VPN connection behind F5 Link controller

I was looking for a way to have the ASA's independently determine failure and transition to a new gateway.

Initially the engineers in my company and I built a pair of VS's that NATed a remote ASA. When this didn;t work as expected I traced the comms on either side and noticed that the F5 was sending an ICMP host unreachable, port unreachable back from the SNAT address associated with the Virtual server, when the ASA's were shifting to udp port 4500 for the NAT-T. This was in spite of an existing connection in the conn table that showed the mapping in a manner we would expect.

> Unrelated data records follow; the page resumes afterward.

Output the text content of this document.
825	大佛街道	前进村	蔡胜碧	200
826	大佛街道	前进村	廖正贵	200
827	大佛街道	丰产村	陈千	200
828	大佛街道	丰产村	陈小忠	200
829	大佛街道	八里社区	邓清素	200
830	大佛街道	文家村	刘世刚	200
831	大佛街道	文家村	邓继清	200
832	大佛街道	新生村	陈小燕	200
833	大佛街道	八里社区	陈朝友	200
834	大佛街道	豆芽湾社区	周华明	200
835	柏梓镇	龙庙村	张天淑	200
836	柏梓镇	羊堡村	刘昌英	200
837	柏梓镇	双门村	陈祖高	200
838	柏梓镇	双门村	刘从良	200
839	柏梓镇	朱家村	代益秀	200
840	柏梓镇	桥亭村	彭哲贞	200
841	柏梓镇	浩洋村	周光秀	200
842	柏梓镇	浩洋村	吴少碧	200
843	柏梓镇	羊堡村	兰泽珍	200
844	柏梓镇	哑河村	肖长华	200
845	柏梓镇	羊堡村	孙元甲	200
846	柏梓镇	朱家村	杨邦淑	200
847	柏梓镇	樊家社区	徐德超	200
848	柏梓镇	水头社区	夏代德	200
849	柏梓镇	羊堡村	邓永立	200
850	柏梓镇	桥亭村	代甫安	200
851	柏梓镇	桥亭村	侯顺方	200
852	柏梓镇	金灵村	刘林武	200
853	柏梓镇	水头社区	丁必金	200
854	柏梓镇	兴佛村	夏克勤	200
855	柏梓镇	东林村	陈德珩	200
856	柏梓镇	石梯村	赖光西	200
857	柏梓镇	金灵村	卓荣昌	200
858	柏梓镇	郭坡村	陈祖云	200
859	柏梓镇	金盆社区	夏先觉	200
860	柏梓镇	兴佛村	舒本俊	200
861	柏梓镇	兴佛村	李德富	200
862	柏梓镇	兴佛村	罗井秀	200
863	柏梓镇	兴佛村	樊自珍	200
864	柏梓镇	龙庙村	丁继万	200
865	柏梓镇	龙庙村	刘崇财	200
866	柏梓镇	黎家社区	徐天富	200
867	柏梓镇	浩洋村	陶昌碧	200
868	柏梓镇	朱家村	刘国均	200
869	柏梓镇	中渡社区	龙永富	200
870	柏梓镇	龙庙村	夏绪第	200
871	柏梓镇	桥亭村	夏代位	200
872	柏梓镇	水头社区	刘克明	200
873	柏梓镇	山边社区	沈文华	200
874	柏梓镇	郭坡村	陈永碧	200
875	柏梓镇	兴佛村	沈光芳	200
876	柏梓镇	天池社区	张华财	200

The solution we used (for now at least we are still playing around with it) was to create a new pair of virtual servers using the SNAT interface IPs from the original VS's (Standard VS UDP port 4500) in the reverse direction.

This allowed the return traffic to flow back to the original ASA and a tunnel successfully established.

It seems strange though, the IKEv1 traffic flowed back and forth with a single VS, there was no need to map another in the reverse direction.

However when the originating ASA sent port 4500 traffic (the continuation of the Phase 2 setup wrapped in a udp tunnel) the traffic made it to the remote ASA, but when the Remote responded in kind we observed the port unreachable error coming form the F5.

This lead to the creation of the reverse direction VS's.

This does not seem an elegant solution, but it does work.